Was noch kommen muss, ist die Entstehung einer großen Bewegung gegen die Sparpolitik und eine klare politische Alternative der Arbeiterbewegung auf nationaler Ebene. Eine wirksame Politik, die erfolgreich sein und ein linkes Programm umsetzen kann, erfordert eine organisatorische Infrastruktur und politische Kultur, die momentan nicht existiert. Wegen des Fehlens einer kontinuierlichen, erfolgreichen unabhängigen linken Politik müssen wir uns der Realität stellen, dass Ärger über die Unternehmerkontrolle der Politik sich in vagem Populismus und meist innerhalb der Demokratischen Partei ausdrückt.

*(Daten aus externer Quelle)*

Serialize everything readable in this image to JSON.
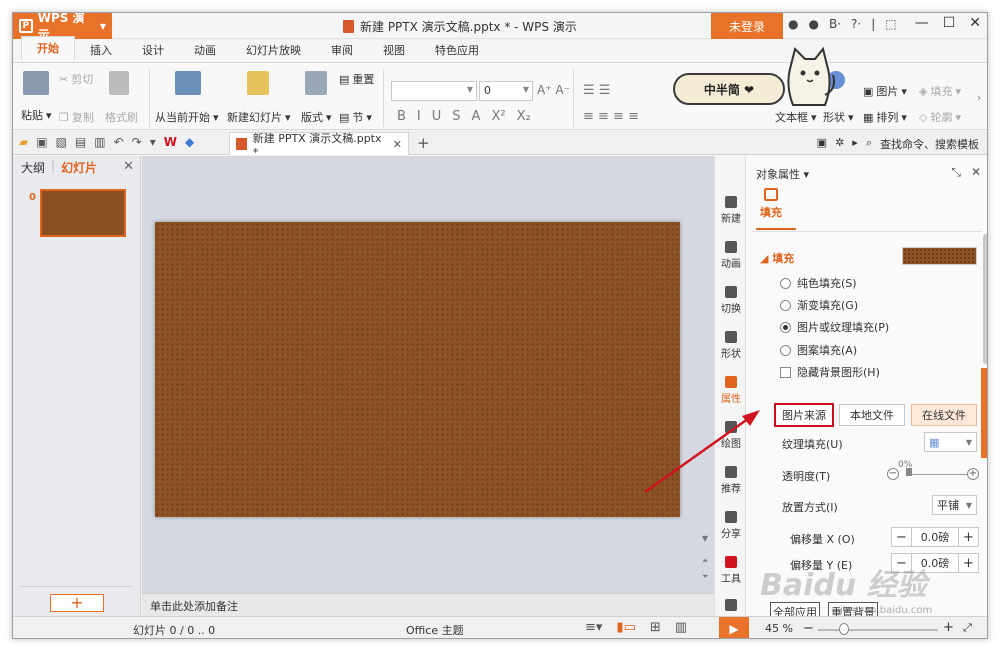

Wir stellen fest, dass Wahlinitiativen wie die von Kshama Sawant in Seattle, Chokwe Lumumba in Mississippi, die Vermont Progressive Party, die Richmond Progressive Alliance, die United Working Families in Chicago, Howie Hawkins Kampagne für die Grüne Partei und andere trotz ihrer Begrenztheit und Probleme die Kontrolle des Establishments der Demokratischen Partei bedrohen. Wir unterstützen alle Bemühungen für Kandidaturen im Interesse der Arbeiterbewegung als Unabhängige oder auf Stimmzetteln von nicht-unternehmerkontrollierten Parteien.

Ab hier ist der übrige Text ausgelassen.